Originally Posted by
TT Eric
Hey guys, long time no posts. Forum is pretty quiet...
I'm not starting a week by week thread, I've already done 16 weeks now and just I decided to share about it since I took a different route this year. Again, I do no diet for a competition, I just want to get leaner without loosing too much muscle, I decided to diet 'instinctively' this year, I do not use a keto diet or a very low fat diet, neither any pre-set plan.
Since I started training in 1983 and pretty much since that time I have been conscientious of what I eat, I know pretty well my own body.

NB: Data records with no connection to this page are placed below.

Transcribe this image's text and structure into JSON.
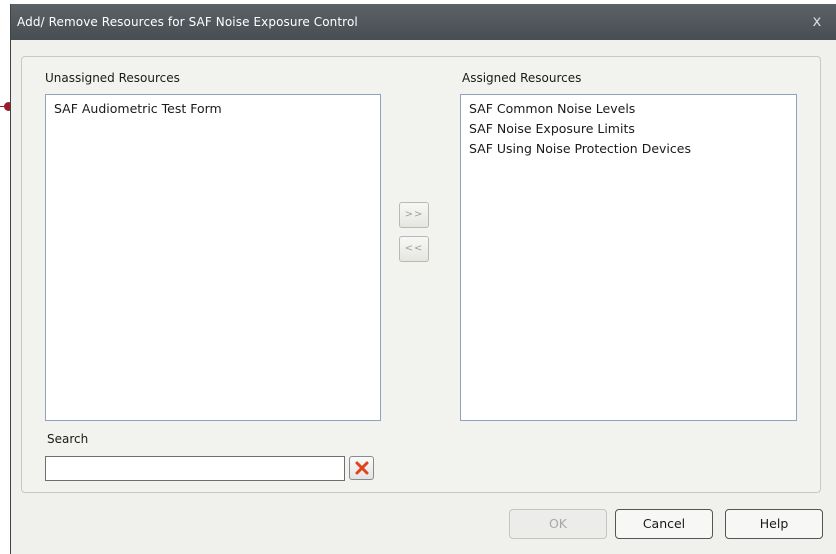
{
  "dialog": {
    "title": "Add/ Remove Resources for SAF  Noise Exposure Control",
    "close_glyph": "x"
  },
  "unassigned": {
    "label": "Unassigned Resources",
    "items": [
      "SAF  Audiometric Test Form"
    ]
  },
  "assigned": {
    "label": "Assigned Resources",
    "items": [
      "SAF  Common Noise Levels",
      "SAF  Noise Exposure Limits",
      "SAF  Using Noise Protection Devices"
    ]
  },
  "transfer": {
    "add_label": ">>",
    "remove_label": "<<"
  },
  "search": {
    "label": "Search",
    "value": "",
    "clear_icon": "red-x-icon"
  },
  "buttons": {
    "ok": "OK",
    "cancel": "Cancel",
    "help": "Help"
  },
  "colors": {
    "titlebar": "#4f565b",
    "marker": "#9b1b2a",
    "list_border": "#8fa3bf",
    "clear_icon": "#e0421a"
  }
}
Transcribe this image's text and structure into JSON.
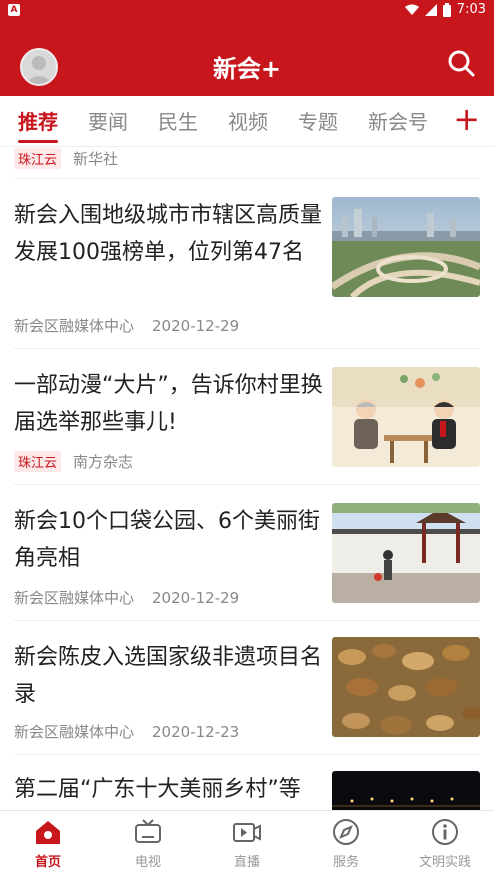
{
  "statusbar": {
    "time": "7:03"
  },
  "appbar": {
    "title": "新会+"
  },
  "tabs": [
    {
      "label": "推荐"
    },
    {
      "label": "要闻"
    },
    {
      "label": "民生"
    },
    {
      "label": "视频"
    },
    {
      "label": "专题"
    },
    {
      "label": "新会号"
    }
  ],
  "partial_item": {
    "tag": "珠江云",
    "source": "新华社"
  },
  "articles": [
    {
      "title": "新会入围地级城市市辖区高质量发展100强榜单，位列第47名",
      "source": "新会区融媒体中心",
      "date": "2020-12-29",
      "thumb": "city-aerial-image"
    },
    {
      "title": "一部动漫“大片”，告诉你村里换届选举那些事儿!",
      "tag": "珠江云",
      "source": "南方杂志",
      "thumb": "cartoon-image"
    },
    {
      "title": "新会10个口袋公园、6个美丽街角亮相",
      "source": "新会区融媒体中心",
      "date": "2020-12-29",
      "thumb": "park-image"
    },
    {
      "title": "新会陈皮入选国家级非遗项目名录",
      "source": "新会区融媒体中心",
      "date": "2020-12-23",
      "thumb": "dried-peel-image"
    },
    {
      "title": "第二届“广东十大美丽乡村”等",
      "thumb": "night-lights-image"
    }
  ],
  "bottomnav": [
    {
      "label": "首页",
      "icon": "home-icon"
    },
    {
      "label": "电视",
      "icon": "tv-icon"
    },
    {
      "label": "直播",
      "icon": "live-icon"
    },
    {
      "label": "服务",
      "icon": "compass-icon"
    },
    {
      "label": "文明实践",
      "icon": "info-icon"
    }
  ],
  "colors": {
    "brand": "#c8161d"
  }
}
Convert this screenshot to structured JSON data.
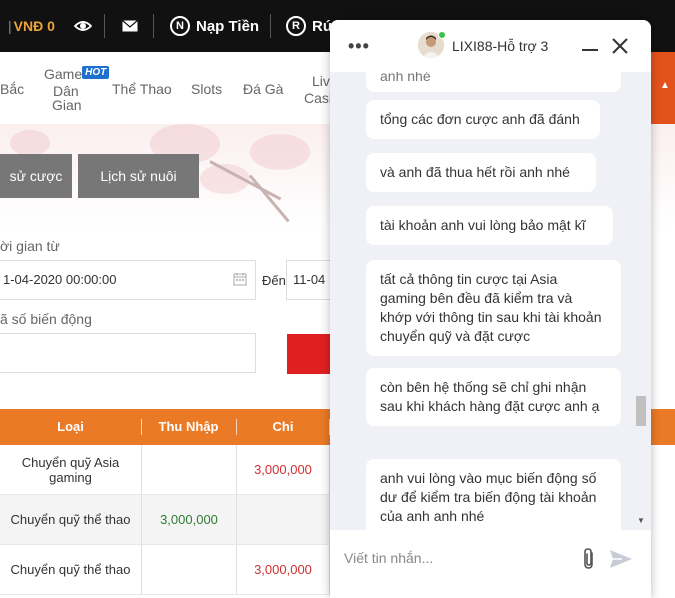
{
  "topbar": {
    "balance": "VNĐ 0",
    "deposit": {
      "icon": "N",
      "label": "Nạp Tiền"
    },
    "withdraw": {
      "icon": "R",
      "label": "Rú"
    }
  },
  "nav": {
    "items": [
      "Bắc",
      "Game",
      "Dân",
      "Gian",
      "Thể Thao",
      "Slots",
      "Đá Gà",
      "Liv",
      "Casi"
    ],
    "hot_badge": "HOT"
  },
  "tabs": {
    "history": "sử cược",
    "raising": "Lịch sử nuôi"
  },
  "filters": {
    "time_label": "ời gian từ",
    "from_value": "1-04-2020 00:00:00",
    "to_label": "Đến",
    "to_value": "11-04",
    "code_label": "ã số biến động",
    "code_value": ""
  },
  "table": {
    "headers": [
      "Loại",
      "Thu Nhập",
      "Chi"
    ],
    "rows": [
      {
        "type": "Chuyển quỹ Asia gaming",
        "income": "",
        "expense": "3,000,000"
      },
      {
        "type": "Chuyển quỹ thể thao",
        "income": "3,000,000",
        "expense": ""
      },
      {
        "type": "Chuyển quỹ thể thao",
        "income": "",
        "expense": "3,000,000"
      }
    ]
  },
  "chat": {
    "title": "LIXI88-Hỗ trợ 3",
    "partial_message": "anh nhé",
    "messages": [
      "tổng các đơn cược anh đã đánh",
      "và anh đã thua hết rồi anh nhé",
      "tài khoản anh vui lòng bảo mật kĩ",
      "tất cả thông tin cược tại Asia gaming bên đều đã kiểm tra và khớp với thông tin sau khi tài khoản chuyển quỹ và đặt cược",
      "còn bên hệ thống sẽ chỉ ghi nhận sau khi khách hàng đặt cược anh ạ",
      "anh vui lòng vào mục biến động số dư để kiểm tra biến động tài khoản của anh anh nhé"
    ],
    "input_placeholder": "Viết tin nhắn..."
  },
  "colors": {
    "accent_orange": "#ea7a26",
    "danger_red": "#e02020",
    "income_green": "#2e7d32",
    "expense_red": "#d32f2f",
    "topbar": "#111111"
  }
}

One thing that p!ss me off when I diet, is to loose muscle and strength, at the beginning of the diet it's usually not bad, but as I get leaner, I tend to shed a lot of muscle to loose very few fat and the older I get, the more muscle I loose. So this year I decided to diet more efficiently, instead of aiming to loose 1-2 pounds per week, I aimed for 0.5 to 1 pounds per week. I decide each day and each meal what I'm going to eat, sometime more, sometime less. I can tell when I feel 'empty' and need more carbs or if I feel I need to cut some. Everyday is different, some meals are keto like, some meals are low fat, I go with what I feel my body need.
I usually go with most of carbs around the workout, but sometime I spread them evenly throughout the meals.

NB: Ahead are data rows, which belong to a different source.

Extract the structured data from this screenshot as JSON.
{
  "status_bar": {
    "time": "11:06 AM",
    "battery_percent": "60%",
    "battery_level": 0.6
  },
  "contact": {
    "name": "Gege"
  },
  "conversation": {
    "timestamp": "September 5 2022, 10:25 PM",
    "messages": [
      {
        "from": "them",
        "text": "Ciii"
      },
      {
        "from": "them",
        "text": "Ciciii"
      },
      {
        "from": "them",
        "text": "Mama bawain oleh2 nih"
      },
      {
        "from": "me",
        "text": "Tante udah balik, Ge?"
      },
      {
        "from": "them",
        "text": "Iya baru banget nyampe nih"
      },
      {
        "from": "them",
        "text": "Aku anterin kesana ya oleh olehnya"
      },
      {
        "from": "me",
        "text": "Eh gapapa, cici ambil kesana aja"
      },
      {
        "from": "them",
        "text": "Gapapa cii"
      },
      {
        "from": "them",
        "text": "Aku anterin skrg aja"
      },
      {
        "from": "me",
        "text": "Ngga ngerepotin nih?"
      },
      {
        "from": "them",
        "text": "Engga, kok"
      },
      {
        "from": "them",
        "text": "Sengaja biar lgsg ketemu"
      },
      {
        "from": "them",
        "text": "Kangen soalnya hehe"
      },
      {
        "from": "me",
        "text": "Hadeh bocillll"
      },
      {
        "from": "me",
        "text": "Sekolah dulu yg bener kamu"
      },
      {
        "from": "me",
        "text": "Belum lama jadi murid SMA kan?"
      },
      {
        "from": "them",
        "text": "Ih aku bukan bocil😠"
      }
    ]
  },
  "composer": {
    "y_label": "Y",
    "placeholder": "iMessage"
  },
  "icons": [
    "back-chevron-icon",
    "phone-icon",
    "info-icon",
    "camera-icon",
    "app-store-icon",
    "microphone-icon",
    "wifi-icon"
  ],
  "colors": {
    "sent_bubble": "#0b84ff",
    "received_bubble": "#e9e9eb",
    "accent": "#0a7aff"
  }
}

This year I usually train 6 days a week, 3 days upper, 3 days lower body. Since I'm natty, I use a high frequency, higher intensity, lower volume, same as the diet, I listen to my body and someday I train more, some day less. Usually I train 45min to 1h15 per day. I try to take one day off per week, sometime I take 2.

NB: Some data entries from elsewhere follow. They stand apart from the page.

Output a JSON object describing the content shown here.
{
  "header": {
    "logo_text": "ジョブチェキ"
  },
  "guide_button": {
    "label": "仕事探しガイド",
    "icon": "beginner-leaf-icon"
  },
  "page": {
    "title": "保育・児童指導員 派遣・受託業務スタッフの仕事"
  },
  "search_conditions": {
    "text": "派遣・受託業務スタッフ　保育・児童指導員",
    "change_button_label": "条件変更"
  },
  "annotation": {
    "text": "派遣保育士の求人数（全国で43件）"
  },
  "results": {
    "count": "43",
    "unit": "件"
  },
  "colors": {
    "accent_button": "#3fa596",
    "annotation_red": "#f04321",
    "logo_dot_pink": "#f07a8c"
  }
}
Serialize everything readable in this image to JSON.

I think it's really interesting to experiment like this, I do not feel I'm dieting hard, it's pretty easy, I cheat when I feel I need to cheat.
So far I have done 13 weeks of dieting + 2 weeks that I was in vacation, I went from 206.2 to 193.2 so exactly 13lbs lost in 13 weeks which is the top of my expectation. For all this time I kept my strength and muscle mass pretty much. But now at week #16 I feel that I'm at a point where I'm loosing strength and it seems my wheels are shrinking a little bit, so I decided to eat at maintenance level or light surplus for a while to try to get my body stabilizing and get accustomed to this body weight before I try to push further.
I might be wrong but I think I will be able to lean and loose less muscle then usual.